1. It turns out that npm allows us to capture the `--watch` argument from `npm run build --watch` by reading the `npm_config_watch` environment variable. (I did not realize this was possible when originally thinking about argument handling).

2. npm allows us to distinguish between `npm run build --watch` and `npm run build -- --watch`. However, it does *not* allow us to distinguish between `npm run build watch` and `npm run build -- watch`. This was the reason we needed the double `-- --` before, so now one is sufficient.

3. Only having to write one `--` seems much more natural, and exactly matches the built-in npm behavior. Writing `--watch` vs `watch` also seems more natural, since most other tools use the `--flag` style.

4. yarn and pnpm handle arguments differently to npm, and were not compatible with the changes I made in #272. Both yarn and pnpm actually allow us to reconstruct all of the command-line arguments, so while they each need special handling, we can match the behavior of this new syntax. They are also now tested.

### Other changes

1. Factored out a `cli-options` module because that code is now quite long, and for the next item...

2. Created a new set of `cli-options` tests that directly check the parsed options. This is more convenient and faster than the full integration tests, where we have to infer what options were parsed from the behavior.

3. Reverted the (unreleased) change from #272 which made unknown arguments an error.

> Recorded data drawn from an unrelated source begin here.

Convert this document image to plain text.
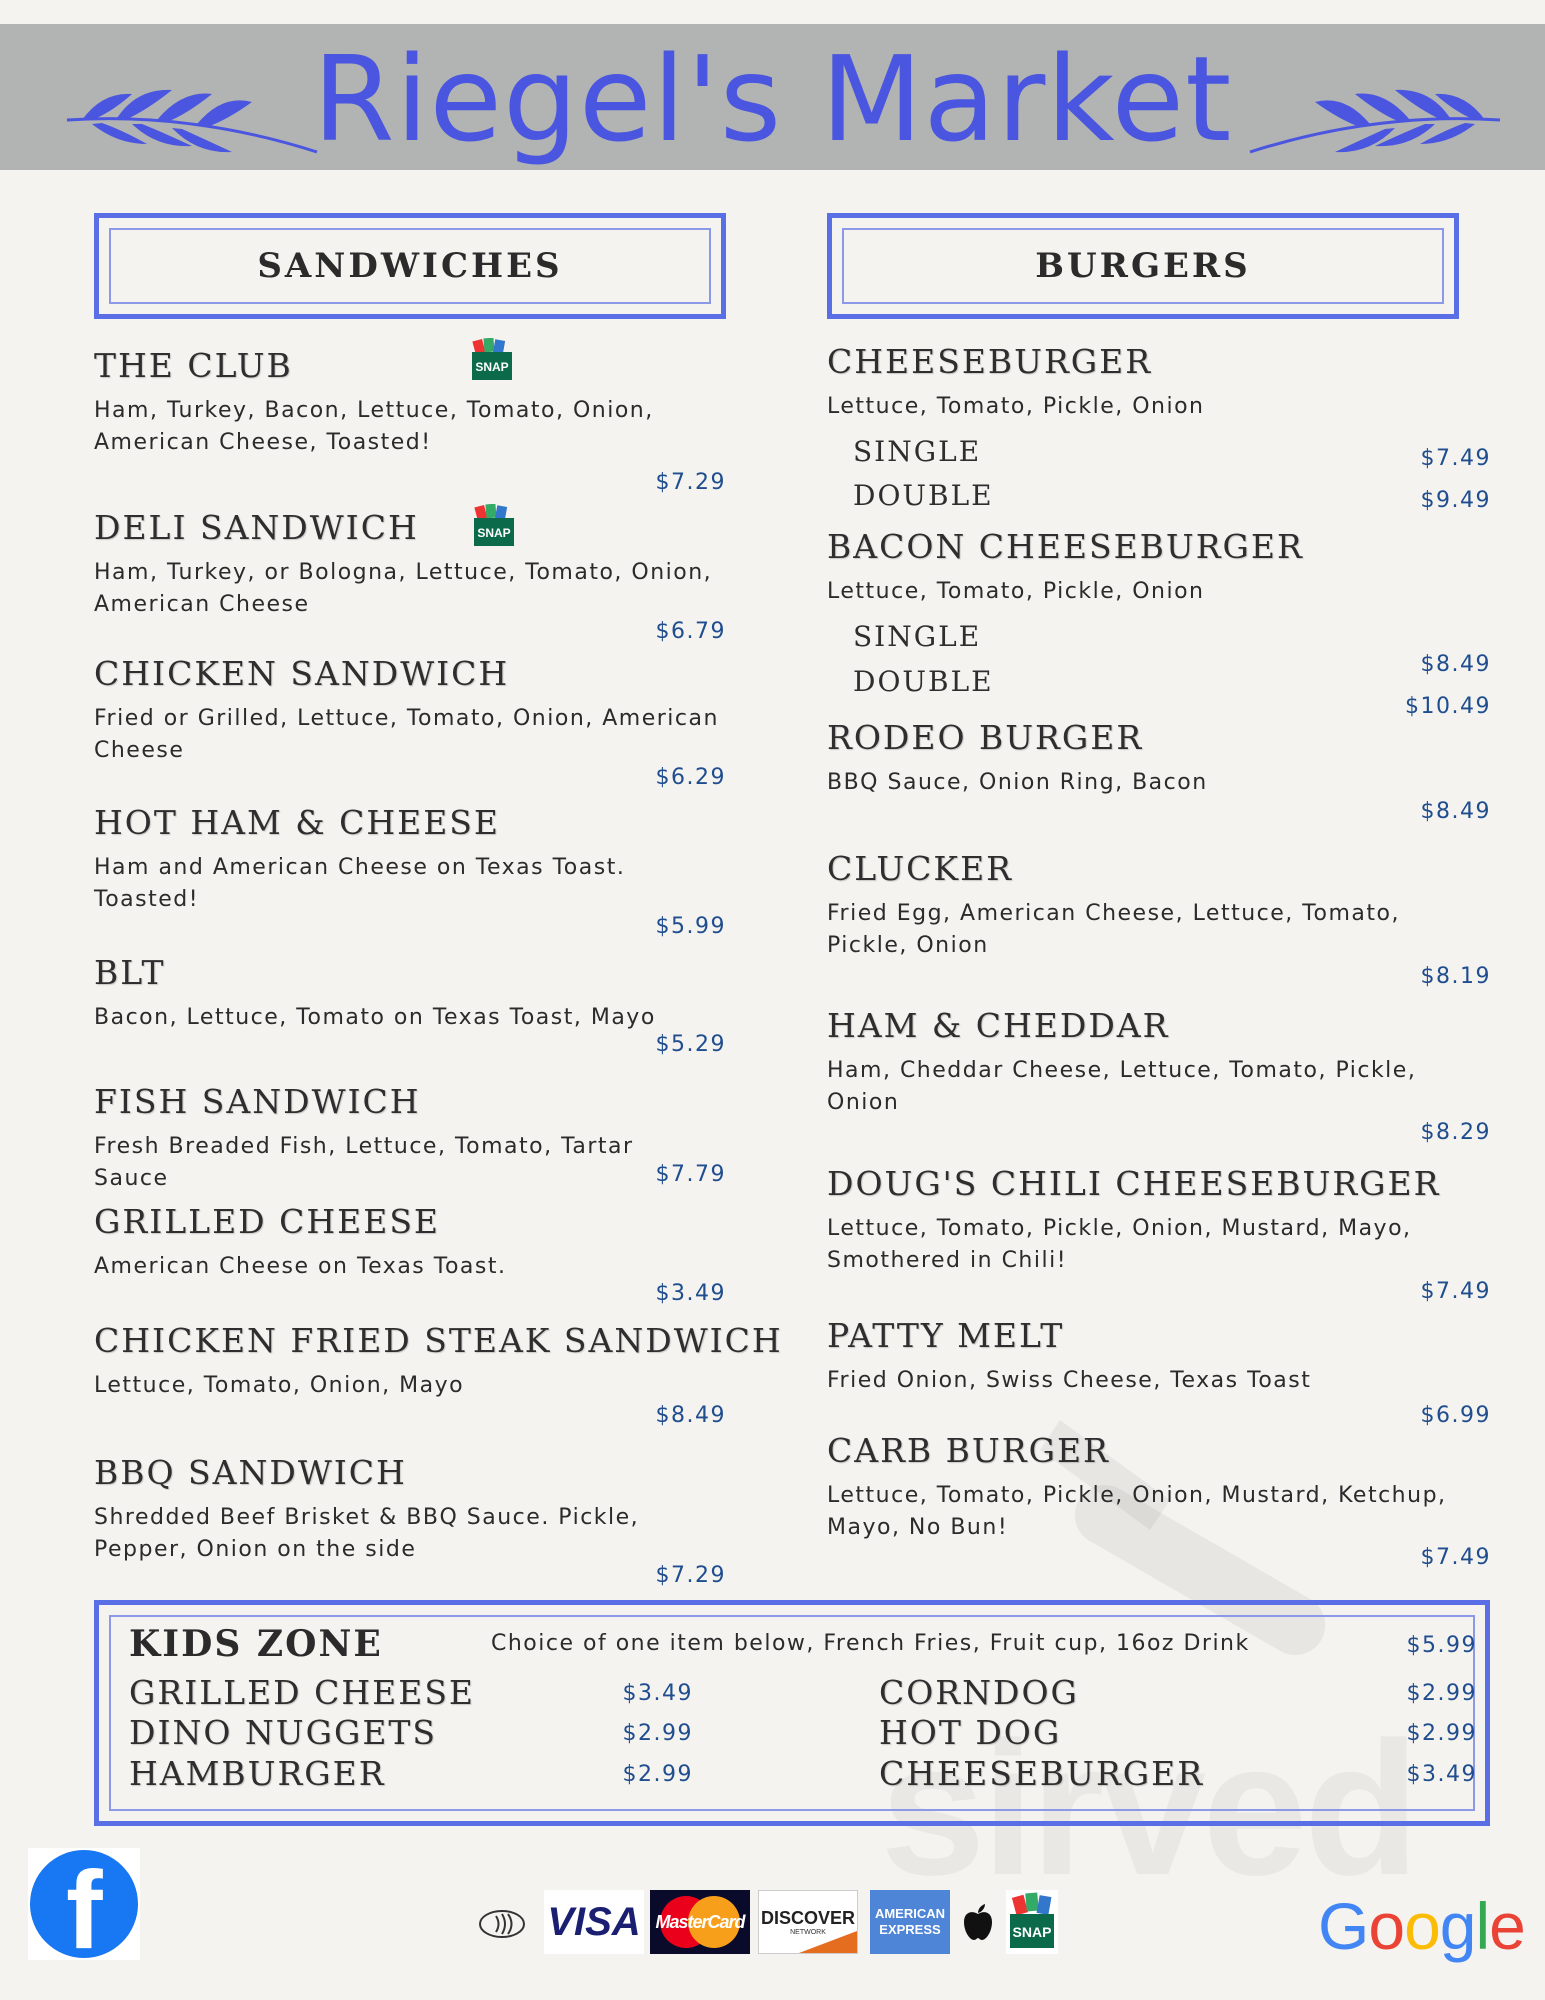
Riegel's Market
SANDWICHES	BURGERS
THE CLUB
Ham, Turkey, Bacon, Lettuce, Tomato, Onion, American Cheese, Toasted!
$7.29
DELI SANDWICH
Ham, Turkey, or Bologna, Lettuce, Tomato, Onion, American Cheese
$6.79
CHICKEN SANDWICH
Fried or Grilled, Lettuce, Tomato, Onion, American Cheese
$6.29
HOT HAM & CHEESE
Ham and American Cheese on Texas Toast. Toasted!
$5.99
BLT
Bacon, Lettuce, Tomato on Texas Toast, Mayo
$5.29
FISH SANDWICH
Fresh Breaded Fish, Lettuce, Tomato, Tartar Sauce	$7.79
GRILLED CHEESE
American Cheese on Texas Toast.
$3.49
CHICKEN FRIED STEAK SANDWICH
Lettuce, Tomato, Onion, Mayo
$8.49
BBQ SANDWICH
Shredded Beef Brisket & BBQ Sauce. Pickle, Pepper, Onion on the side
$7.29
SNAP
SNAP
CHEESEBURGER
Lettuce, Tomato, Pickle, Onion
SINGLE	$7.49
DOUBLE	$9.49
BACON CHEESEBURGER
Lettuce, Tomato, Pickle, Onion
SINGLE
$8.49
DOUBLE
$10.49
RODEO BURGER
BBQ Sauce, Onion Ring, Bacon
$8.49
CLUCKER
Fried Egg, American Cheese, Lettuce, Tomato, Pickle, Onion
$8.19
HAM & CHEDDAR
Ham, Cheddar Cheese, Lettuce, Tomato, Pickle, Onion
$8.29
DOUG'S CHILI CHEESEBURGER
Lettuce, Tomato, Pickle, Onion, Mustard, Mayo, Smothered in Chili!
$7.49
PATTY MELT
Fried Onion, Swiss Cheese, Texas Toast
$6.99
CARB BURGER
Lettuce, Tomato, Pickle, Onion, Mustard, Ketchup, Mayo, No Bun!
$7.49
KIDS ZONE	Choice of one item below, French Fries, Fruit cup, 16oz Drink	$5.99
GRILLED CHEESE	$3.49
DINO NUGGETS	$2.99
HAMBURGER	$2.99
CORNDOG	$2.99
HOT DOG	$2.99
CHEESEBURGER	$3.49
f	VISA MasterCard DISCOVER
NETWORK
AMERICAN
EXPRESS	SNAP	Google
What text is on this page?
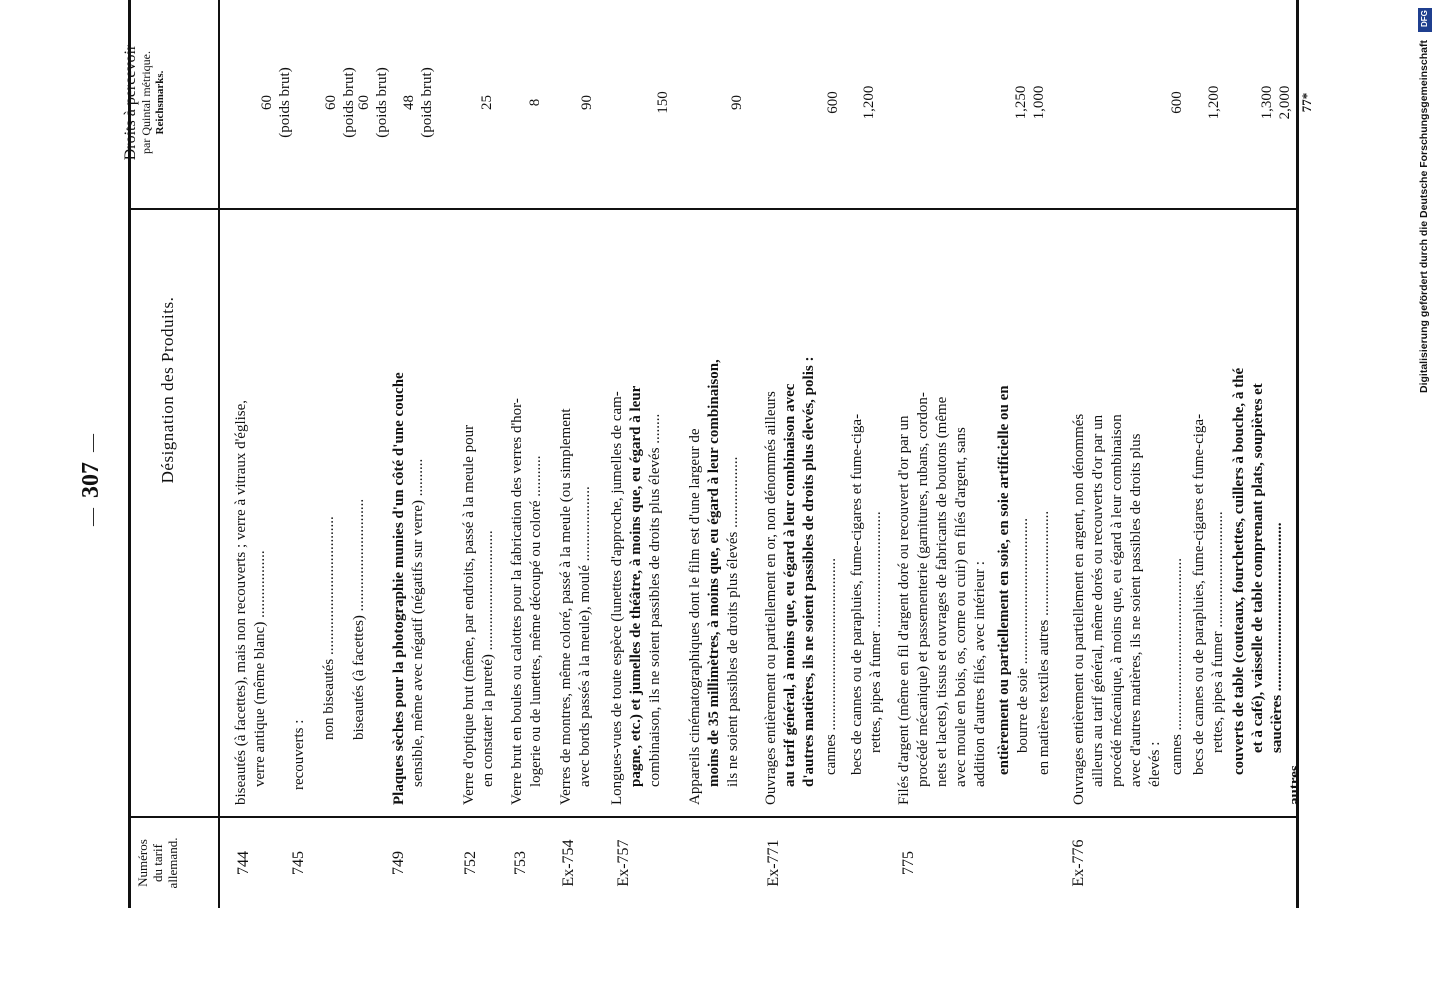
—307—
Numéros
du tarif
allemand.
Désignation des Produits.
Droits à percevoir par Quintal métrique. Reichsmarks.
744
biseautés (à facettes), mais non recouverts ; verre à vitraux d'église, verre antique (même blanc) ..................
60 (poids brut)
745
recouverts :
non biseautés .....................................
60 (poids brut)
biseautés (à facettes) ..............................
60 (poids brut)
749
Plaques sèches pour la photographie munies d'un côté d'une couche sensible, même avec négatif (négatifs sur verre) ..........
48 (poids brut)
752
Verre d'optique brut (même, par endroits, passé à la meule pour en constater la pureté) ................................
25
753
Verre brut en boules ou calottes pour la fabrication des verres d'hor- logerie ou de lunettes, même découpé ou coloré ...........
8
Ex-754
Verres de montres, même coloré, passé à la meule (ou simplement avec bords passés à la meule), moulé ....................
90
Ex-757
Longues-vues de toute espèce (lunettes d'approche, jumelles de cam- pagne, etc.) et jumelles de théâtre, à moins que, eu égard à leur combinaison, ils ne soient passibles de droits plus élevés ........
150
Appareils cinématographiques dont le film est d'une largeur de moins de 35 millimètres, à moins que, eu égard à leur combinaison, ils ne soient passibles de droits plus élevés ...................
90
Ex-771
Ouvrages entièrement ou partiellement en or, non dénommés ailleurs au tarif général, à moins que, eu égard à leur combinaison avec d'autres matières, ils ne soient passibles de droits plus élevés, polis : cannes ..............................................
600
becs de cannes ou de parapluies, fume-cigares et fume-ciga- rettes, pipes à fumer ...............................
1,200
775
Filés d'argent (même en fil d'argent doré ou recouvert d'or par un procédé mécanique) et passementerie (garnitures, rubans, cordon- nets et lacets), tissus et ouvrages de fabricants de boutons (même avec moule en bois, os, corne ou cuir) en filés d'argent, sans addition d'autres filés, avec intérieur : entièrement ou partiellement en soie, en soie artificielle ou en bourre de soie .......................................
1,250
en matières textiles autres ............................
1,000
Ex-776
Ouvrages entièrement ou partiellement en argent, non dénommés ailleurs au tarif général, même dorés ou recouverts d'or par un procédé mécanique, à moins que, eu égard à leur combinaison avec d'autres matières, ils ne soient passibles de droits plus élevés : cannes ..............................................
600
becs de cannes ou de parapluies, fume-cigares et fume-ciga- rettes, pipes à fumer ...............................
1,200
couverts de table (couteaux, fourchettes, cuillers à bouche, à thé et à café), vaisselle de table comprenant plats, soupières et saucières .............................................
1,300
autres ................................................
2,000 77*	Digitalisierung gefördert durch die Deutsche Forschungsgemeinschaft
DFG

The problem with this is that Wireit arguments are now going to appear as `npm_config_<flag>` environment variables, and there are a bunch of `npm_config_*` variables that also get set that we would have to allow-list in order to decide which ones are unrecognized. Since those could change across npm versions or configurations, it seems risky to try and account for them all. Given that npm itself already silently ignores any `--flags` before a `--`, and we're trying to act like an extension to npm, I think this is fine.

4. Documented the support policy for npm/yarn/pnpm.